The right to victims of rape and sexual assault to remain anonymous is an area of the law that faces an enormous challenge in this era of information freedom. Many victims would not go to the police if they knew that their name would be splashed across the newspapers – whether a celebrity is involved or not – and traditional newspapers and broadcasters have always respected the law in this respect.

But now there is Twitter. It takes just one tweet from somebody with inside knowledge of a case and the victim details are published and cannot be erased. Those wanting to avoid detection can easily create a new Twitter account in a different name within minutes.

The implication is clear. Technology can be used by people with inside knowledge of a subject to broadcast it to the media and general public, with very little fear of recrimination.

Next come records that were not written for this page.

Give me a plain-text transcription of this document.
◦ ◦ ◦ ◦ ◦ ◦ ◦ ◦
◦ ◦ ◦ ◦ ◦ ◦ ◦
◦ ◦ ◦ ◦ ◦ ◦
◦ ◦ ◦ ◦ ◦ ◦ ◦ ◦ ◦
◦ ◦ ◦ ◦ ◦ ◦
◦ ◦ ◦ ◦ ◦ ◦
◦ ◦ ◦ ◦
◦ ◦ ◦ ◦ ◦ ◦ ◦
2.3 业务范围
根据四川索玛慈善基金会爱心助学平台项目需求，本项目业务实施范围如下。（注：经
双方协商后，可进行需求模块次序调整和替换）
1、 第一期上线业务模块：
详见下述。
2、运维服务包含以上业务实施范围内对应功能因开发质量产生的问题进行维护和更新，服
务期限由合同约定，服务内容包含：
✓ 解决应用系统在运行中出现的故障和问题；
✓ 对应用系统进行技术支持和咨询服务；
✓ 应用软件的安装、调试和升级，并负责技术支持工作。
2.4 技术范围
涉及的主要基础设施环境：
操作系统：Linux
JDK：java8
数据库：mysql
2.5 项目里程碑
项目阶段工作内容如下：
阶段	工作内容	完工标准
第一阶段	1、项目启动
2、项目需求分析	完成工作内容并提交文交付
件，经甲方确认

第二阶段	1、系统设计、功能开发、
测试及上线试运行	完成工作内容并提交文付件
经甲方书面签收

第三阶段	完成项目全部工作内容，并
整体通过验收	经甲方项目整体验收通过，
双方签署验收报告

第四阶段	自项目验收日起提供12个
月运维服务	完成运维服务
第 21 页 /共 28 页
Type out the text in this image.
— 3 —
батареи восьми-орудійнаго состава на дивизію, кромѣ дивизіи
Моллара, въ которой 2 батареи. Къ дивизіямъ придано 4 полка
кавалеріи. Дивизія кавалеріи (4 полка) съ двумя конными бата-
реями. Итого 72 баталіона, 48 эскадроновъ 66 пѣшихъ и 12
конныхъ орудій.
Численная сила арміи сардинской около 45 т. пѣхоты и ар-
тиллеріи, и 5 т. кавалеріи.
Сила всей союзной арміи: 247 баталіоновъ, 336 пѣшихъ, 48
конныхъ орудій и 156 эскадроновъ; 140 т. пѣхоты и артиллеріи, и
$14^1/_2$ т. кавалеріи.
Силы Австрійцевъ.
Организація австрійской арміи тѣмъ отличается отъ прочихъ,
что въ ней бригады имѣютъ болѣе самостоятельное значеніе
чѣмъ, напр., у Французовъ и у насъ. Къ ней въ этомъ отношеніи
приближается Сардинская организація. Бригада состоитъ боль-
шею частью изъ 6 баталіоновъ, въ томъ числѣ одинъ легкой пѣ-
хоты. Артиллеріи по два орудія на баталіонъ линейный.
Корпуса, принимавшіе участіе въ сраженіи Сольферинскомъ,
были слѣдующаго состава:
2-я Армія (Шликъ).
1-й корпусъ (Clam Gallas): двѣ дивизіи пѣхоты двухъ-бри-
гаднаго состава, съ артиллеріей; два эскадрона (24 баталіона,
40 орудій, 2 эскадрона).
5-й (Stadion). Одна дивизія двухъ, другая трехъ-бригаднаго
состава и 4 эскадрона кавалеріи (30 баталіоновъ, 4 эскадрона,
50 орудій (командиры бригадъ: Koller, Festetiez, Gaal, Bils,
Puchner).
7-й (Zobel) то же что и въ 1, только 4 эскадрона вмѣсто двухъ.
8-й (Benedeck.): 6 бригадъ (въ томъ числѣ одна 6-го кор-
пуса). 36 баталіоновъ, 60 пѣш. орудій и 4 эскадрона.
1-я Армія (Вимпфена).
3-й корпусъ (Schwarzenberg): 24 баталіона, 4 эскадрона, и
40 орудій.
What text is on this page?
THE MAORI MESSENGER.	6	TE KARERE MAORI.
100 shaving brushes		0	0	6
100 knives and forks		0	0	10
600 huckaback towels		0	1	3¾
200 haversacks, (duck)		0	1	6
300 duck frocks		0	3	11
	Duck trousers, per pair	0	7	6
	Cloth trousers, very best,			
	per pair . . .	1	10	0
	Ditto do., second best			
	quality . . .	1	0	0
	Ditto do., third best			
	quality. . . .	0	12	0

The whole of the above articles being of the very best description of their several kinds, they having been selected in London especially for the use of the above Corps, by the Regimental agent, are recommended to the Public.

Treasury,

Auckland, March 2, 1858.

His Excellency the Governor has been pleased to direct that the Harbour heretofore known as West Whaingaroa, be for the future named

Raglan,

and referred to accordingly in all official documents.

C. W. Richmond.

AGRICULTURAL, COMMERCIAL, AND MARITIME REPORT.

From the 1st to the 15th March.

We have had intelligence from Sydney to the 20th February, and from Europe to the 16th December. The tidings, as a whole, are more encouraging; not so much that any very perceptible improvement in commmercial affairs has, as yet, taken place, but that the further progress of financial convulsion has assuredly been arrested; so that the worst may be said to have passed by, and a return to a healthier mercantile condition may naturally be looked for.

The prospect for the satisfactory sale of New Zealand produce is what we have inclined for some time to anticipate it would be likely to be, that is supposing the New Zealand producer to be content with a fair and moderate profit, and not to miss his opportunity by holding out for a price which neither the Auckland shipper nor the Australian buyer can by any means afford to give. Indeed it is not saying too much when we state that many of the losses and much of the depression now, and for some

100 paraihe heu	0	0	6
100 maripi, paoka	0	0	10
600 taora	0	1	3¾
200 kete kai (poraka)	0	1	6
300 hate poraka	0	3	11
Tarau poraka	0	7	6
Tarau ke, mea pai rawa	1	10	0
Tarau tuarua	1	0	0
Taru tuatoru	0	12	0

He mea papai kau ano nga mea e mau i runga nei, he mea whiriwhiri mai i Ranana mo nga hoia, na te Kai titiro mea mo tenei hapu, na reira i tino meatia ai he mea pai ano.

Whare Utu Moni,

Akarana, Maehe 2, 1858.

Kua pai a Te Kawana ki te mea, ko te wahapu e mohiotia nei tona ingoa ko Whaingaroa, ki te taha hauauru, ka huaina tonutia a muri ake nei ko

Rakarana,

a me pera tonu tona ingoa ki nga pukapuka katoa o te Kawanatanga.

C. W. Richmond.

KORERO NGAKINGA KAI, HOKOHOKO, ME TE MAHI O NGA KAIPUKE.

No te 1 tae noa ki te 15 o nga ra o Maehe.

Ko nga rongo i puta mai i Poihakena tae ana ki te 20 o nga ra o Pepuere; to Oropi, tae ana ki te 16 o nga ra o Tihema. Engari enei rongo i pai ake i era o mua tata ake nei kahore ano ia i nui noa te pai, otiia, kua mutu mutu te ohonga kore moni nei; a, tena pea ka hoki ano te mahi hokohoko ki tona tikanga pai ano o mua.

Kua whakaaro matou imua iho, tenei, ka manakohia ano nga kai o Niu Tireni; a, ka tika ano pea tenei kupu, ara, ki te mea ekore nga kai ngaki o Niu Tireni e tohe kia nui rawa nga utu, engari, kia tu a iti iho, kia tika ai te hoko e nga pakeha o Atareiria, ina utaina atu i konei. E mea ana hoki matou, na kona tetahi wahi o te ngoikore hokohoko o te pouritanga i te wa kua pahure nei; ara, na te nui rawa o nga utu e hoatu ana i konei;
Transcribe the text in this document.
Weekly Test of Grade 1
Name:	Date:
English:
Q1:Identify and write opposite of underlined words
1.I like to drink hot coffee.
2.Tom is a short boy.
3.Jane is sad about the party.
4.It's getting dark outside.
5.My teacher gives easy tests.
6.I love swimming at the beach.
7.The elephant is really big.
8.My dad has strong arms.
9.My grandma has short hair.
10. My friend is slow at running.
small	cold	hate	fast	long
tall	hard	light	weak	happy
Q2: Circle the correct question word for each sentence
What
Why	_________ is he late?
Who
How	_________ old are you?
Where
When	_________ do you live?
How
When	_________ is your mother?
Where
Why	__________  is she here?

This affects many areas of life where sensitive information is managed. Jurors tweeting their opinion as a trial proceeds are already disrupting court proceedings. Medical professionals are tweeting about celebrities receiving treatment – and assuming that they can go to a hospital without news of their condition being broadcast to the world.

In technological terms, the genie has already escaped. We cannot turn back the clock to an age before Twitter so it appears that the approach to this problem can only be the improved education of professionals who deal with sensitive information and greater measures – such as immediate dismissal – for medical or legal professionals who misuse social networks. It is not ideal, but then the world has changed forever.